Zwiedzanie Niemieckiego Muzeum Morskiego (Deutsche Marinemuseum) w Wilhelmshaven to ciekawe wyzwanie, bo wiele przedstawionych tutaj historii jest znanych znanych w Polsce z perspektywy Państwa atakowanego przez Niemcy. Eksponowane są modele pancernika Bismarck, którego ścigała flotylla aliancka z naszym niszczycielem Piorun oraz pancernika Schleswig-Holstein, który kojarzy się nam fatalnie. Każdy kto czytał książkę „Wielkie dni małej floty” o polskiej marynarce podczas II wojny światowej znajdzie tu trochę dodatkowych ilustracji.
Muzeum Marynarki w Wilhelmshaven istnieje od 1998 roku i prezentuje historię niemieckiej floty od 1848 roku. Jest sponsorowanej przez Fundację Niemieckiego Muzeum Morskiego. Dostępna jest stała wystawa „Ludzie, Czasy, Statki”, gdzie można zobaczyć wiele eksponatów związanych z umundurowaniem, wyposażeniem okrętów oraz modele najbardziej znanych jednostek. W części zewnętrzej zobaczyć można elementy uzbrojenia – jak torpedy, miny i działa oraz oczywiście okręty.

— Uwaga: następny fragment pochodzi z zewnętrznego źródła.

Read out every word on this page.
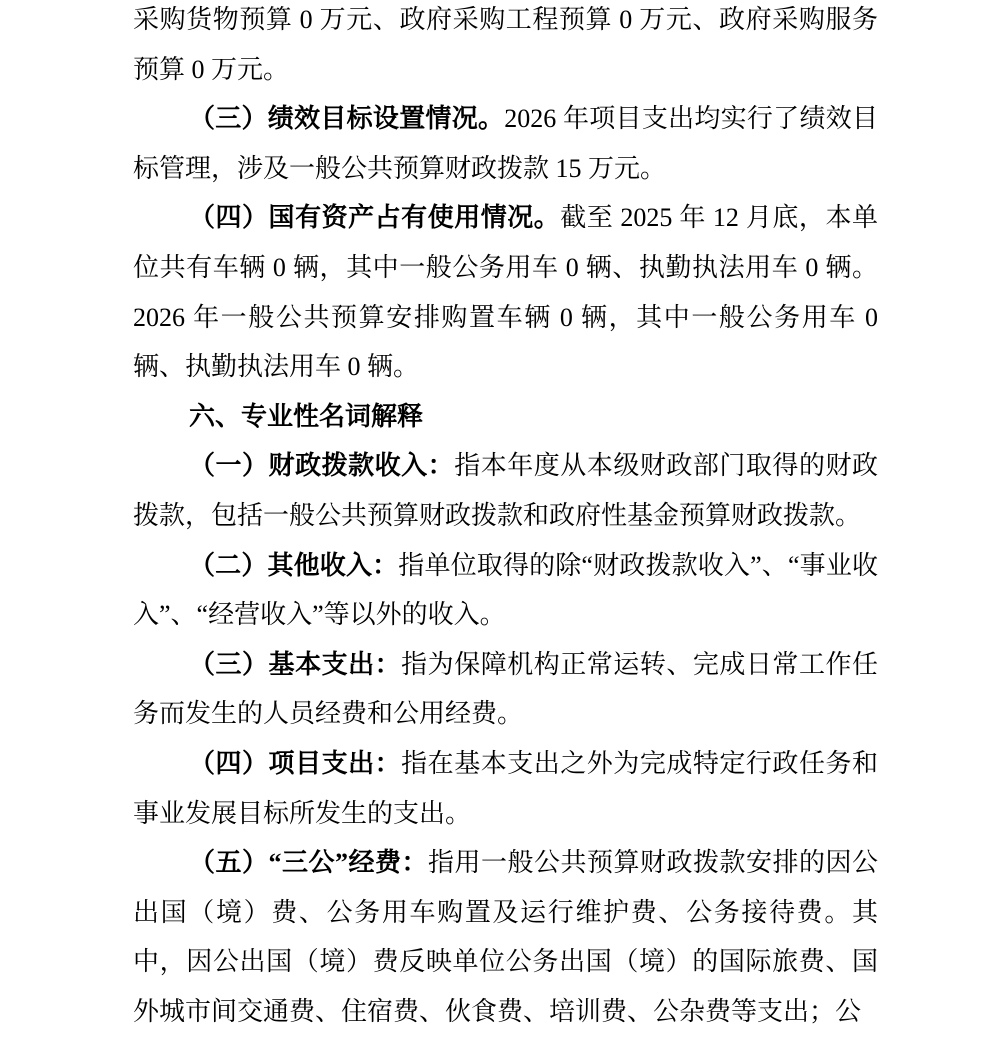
采购货物预算 0 万元、政府采购工程预算 0 万元、政府采购服务预算 0 万元。

（三）绩效目标设置情况。2026 年项目支出均实行了绩效目标管理，涉及一般公共预算财政拨款 15 万元。

（四）国有资产占有使用情况。截至 2025 年 12 月底，本单位共有车辆 0 辆，其中一般公务用车 0 辆、执勤执法用车 0 辆。2026 年一般公共预算安排购置车辆 0 辆，其中一般公务用车 0 辆、执勤执法用车 0 辆。

六、专业性名词解释

（一）财政拨款收入：指本年度从本级财政部门取得的财政拨款，包括一般公共预算财政拨款和政府性基金预算财政拨款。

（二）其他收入：指单位取得的除“财政拨款收入”、“事业收入”、“经营收入”等以外的收入。

（三）基本支出：指为保障机构正常运转、完成日常工作任务而发生的人员经费和公用经费。

（四）项目支出：指在基本支出之外为完成特定行政任务和事业发展目标所发生的支出。

（五）“三公”经费：指用一般公共预算财政拨款安排的因公出国（境）费、公务用车购置及运行维护费、公务接待费。其中，因公出国（境）费反映单位公务出国（境）的国际旅费、国外城市间交通费、住宿费、伙食费、培训费、公杂费等支出；公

Jedną z ciekawszych jednostek udostępnionych muzeum w Wilhelmshven jest okręt podwodny U-10 (S 189) typu 205. Te niewielkie okręty zostały zaprojketkowane do patrolowania i działań ofensywnych przeciwko jednostkom nawodnym na morzach Północnym i Bałtyckim. Jednostki tego typu służyły w latach 1962 – 2005 w marynarce niemieckiej, a także w Królewskiej Duńskiej Marynarce Wojennej. Co ciekawe, amerykańskie jednostki, które wchodziły do służby w latach sześćdziesiątych były wycofywane po znacznie krótszym okresie, jak choćby USS Growler, który można zwiedzić w Nowym Jorku.
Okręt podwodny ORP „Sokół”, który trafił na bulwar Nadmorski w Gdyni i w przyszłym roku będzie udostępniony do zwiedzania jako cześć Muzeum Marynarki Wojennej to niemiecka konstrukcja typu 207, który był rozwinięciem typu 205.
Największym okrętem udostępnionym w Deutschees Marinemuseum jest niszczyciel rakietowy D186 Mölders – zmodyfikowana wersja amerykańskiej klasy niszczycieli Charles F. Adams. Okręt służył w latach 1969-2003. W przeciwieństwie do siostrzanych niszczycieli D185 Lütjens i D187 Rommel nie został zesłomowany, ale przeniesiony do Wilhelmshaven jako obiekt muzealny.
W muzeum prezentowane są także trałowiec M1077 „Weilheim”, szybka łódź S71 Gepard i torpedowiec 952 klasy Libelle.
Muzeum w Wilhelmshaven od momentu powstania budzi sporo kontrowersji. Prezentowanie historii militarnej nie godzi się z pacyfistycznym duchem czasów. Ponadto ekspozycję przygotowano w taki sposób, aby pozyskać jak największą liczbę odwiedzających. Zdaniem krytyków, prezentacja elementów militarnych przegrywa tutaj z potencjalną ścieżką edukacyjną.